Vector search enables semantic queries over dataset records using embeddings. Instead of matching exact keywords, vector search finds records that are similar in meaning to a query -- powering RAG (Retrieval-Augmented Generation) pipelines, document retrieval, recommendation systems, and deduplication.


How Vector Search Works

graph LR
    Query["User Query<br/>'How do I reset my password?'"] --> Embed["Embedding Model<br/>text-embedding-3-small"]
    Embed --> Vector["Query Vector<br/>[0.12, -0.34, 0.56, ...]"]
    Vector --> Search["Vector Search<br/>(cosine similarity)"]
    Index["Vector Index<br/>(stored embeddings)"] --> Search
    Search --> Results["Top-K Results<br/>(nearest neighbors)"]
  1. The user's query is converted to a vector using an embedding model
  2. The vector is compared against stored embeddings using a distance metric
  3. The most similar records are returned, ranked by distance

Embeddings

An embedding is a fixed-length array of numbers that represents the semantic meaning of text. Similar texts produce similar embeddings, which enables similarity-based retrieval.

Embedding Models

Manifest Platform supports embedding generation through the AI Gateway. Common models:

Model Dimensions Best For
text-embedding-3-small 1536 General-purpose, cost-effective
text-embedding-3-large 3072 Higher accuracy, larger index
text-embedding-ada-002 1536 Legacy compatibility

Model consistency

Always use the same embedding model for indexing and querying. Mixing models produces incompatible vectors and meaningless similarity scores.


Creating Vector-Enabled Datasets

To use vector search, your dataset needs a column that stores embedding vectors. You can populate this column through connector sources or by generating embeddings from text fields.

Schema with Vector Field

Coming Soon

The Python SDK for local development is not yet publicly available.

from flow_sdk.cli_client import CLIClient

client = CLIClient(config)

dataset = client.datasets.create({
    "name": "Knowledge Base",
    "slug": "knowledge-base",
    "description": "Support articles with vector embeddings for semantic search",
    "tags": ["rag", "knowledge-base"],
})

# Note: Schema definitions (e.g., vector fields like "embedding: vector(1536)")
# are registered separately via the dataset schema API, not inline at creation time.

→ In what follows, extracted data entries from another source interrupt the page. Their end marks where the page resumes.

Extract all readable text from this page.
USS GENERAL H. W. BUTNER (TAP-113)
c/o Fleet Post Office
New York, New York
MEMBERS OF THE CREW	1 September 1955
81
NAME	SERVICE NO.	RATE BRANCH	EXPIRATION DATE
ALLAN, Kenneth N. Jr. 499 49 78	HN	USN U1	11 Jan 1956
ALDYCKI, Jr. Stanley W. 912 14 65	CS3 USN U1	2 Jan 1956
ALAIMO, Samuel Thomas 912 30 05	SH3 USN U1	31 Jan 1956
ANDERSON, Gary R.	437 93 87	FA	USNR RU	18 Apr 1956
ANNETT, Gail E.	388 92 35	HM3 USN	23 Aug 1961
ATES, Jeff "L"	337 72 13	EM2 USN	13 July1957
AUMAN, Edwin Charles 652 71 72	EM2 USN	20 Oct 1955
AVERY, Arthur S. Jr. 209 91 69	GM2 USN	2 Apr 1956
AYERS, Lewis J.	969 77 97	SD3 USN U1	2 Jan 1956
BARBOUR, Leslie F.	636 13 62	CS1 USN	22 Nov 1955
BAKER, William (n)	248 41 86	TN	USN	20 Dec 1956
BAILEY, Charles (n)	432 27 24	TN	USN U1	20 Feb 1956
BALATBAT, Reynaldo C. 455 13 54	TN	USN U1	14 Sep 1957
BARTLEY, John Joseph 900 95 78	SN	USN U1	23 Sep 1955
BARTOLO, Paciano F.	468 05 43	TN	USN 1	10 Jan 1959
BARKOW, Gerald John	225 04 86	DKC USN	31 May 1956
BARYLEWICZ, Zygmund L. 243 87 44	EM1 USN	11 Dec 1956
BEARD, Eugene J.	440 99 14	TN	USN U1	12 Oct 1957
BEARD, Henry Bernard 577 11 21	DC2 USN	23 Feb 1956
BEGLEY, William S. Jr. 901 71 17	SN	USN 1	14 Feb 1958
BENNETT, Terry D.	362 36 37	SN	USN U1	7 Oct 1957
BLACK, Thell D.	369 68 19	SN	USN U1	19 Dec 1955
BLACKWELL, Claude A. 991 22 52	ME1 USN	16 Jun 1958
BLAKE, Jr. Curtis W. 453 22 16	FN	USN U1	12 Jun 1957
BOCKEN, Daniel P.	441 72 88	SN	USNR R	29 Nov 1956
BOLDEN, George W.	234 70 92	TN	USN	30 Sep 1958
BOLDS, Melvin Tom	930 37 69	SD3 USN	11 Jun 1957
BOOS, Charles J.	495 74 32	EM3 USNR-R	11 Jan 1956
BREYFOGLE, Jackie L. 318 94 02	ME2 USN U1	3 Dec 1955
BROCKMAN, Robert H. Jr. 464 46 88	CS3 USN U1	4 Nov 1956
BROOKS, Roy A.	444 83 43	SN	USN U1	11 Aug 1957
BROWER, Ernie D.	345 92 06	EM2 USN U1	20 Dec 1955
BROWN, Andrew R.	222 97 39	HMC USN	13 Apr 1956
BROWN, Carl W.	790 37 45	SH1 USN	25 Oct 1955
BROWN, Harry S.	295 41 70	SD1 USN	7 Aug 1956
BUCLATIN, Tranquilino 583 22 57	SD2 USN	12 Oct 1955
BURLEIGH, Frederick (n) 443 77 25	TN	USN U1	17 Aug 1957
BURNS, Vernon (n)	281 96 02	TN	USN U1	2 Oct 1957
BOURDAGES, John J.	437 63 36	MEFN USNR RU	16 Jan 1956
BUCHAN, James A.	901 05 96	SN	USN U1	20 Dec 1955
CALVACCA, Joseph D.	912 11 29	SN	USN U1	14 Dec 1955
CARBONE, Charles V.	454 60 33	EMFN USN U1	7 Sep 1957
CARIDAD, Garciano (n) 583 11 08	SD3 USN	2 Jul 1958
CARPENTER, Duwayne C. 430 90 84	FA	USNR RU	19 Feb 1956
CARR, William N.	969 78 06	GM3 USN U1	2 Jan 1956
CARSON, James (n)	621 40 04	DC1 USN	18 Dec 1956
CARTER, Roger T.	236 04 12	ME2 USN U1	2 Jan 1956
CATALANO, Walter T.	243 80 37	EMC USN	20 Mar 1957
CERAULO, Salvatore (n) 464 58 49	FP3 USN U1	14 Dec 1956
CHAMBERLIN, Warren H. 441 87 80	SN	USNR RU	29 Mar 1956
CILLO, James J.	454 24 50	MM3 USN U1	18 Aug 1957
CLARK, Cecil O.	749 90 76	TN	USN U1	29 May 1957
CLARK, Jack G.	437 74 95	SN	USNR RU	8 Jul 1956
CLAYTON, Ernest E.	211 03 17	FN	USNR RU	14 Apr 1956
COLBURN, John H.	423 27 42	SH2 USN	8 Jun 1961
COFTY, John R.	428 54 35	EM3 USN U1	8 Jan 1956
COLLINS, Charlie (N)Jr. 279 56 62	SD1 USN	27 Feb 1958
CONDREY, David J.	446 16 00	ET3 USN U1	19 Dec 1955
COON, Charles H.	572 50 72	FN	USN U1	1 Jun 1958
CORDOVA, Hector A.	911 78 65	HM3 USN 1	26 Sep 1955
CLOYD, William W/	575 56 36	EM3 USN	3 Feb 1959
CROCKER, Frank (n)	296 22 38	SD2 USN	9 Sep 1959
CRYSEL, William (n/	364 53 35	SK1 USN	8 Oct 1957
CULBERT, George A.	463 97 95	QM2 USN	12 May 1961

Storing Vectors via Connector Write Jobs

Use connector write jobs to insert records with embeddings:

result = sdk.connector_instances.submit_write_job(
    instance_id="uuid-of-postgres-instance",
    scope_type="organization",
    scope_id="uuid-of-org",
    operations=[
        {
            "kind": "vector",
            "index_id": "uuid-of-vector-index",
            "vectors": [
                {
                    "id": "article-001",
                    "values": [0.12, -0.34, 0.56, ...],  # 1536 dimensions
                    "metadata": {
                        "title": "How to Reset Your Password",
                        "category": "account",
                        "content": "To reset your password, go to Settings..."
                    }
                },
                {
                    "id": "article-002",
                    "values": [0.23, -0.45, 0.67, ...],
                    "metadata": {
                        "title": "Billing FAQ",
                        "category": "billing",
                        "content": "We accept all major credit cards..."
                    }
                }
            ]
        }
    ],
)

print(f"Write job submitted: {result.job_id}")
print(f"Poll status at: {result.poll_url}")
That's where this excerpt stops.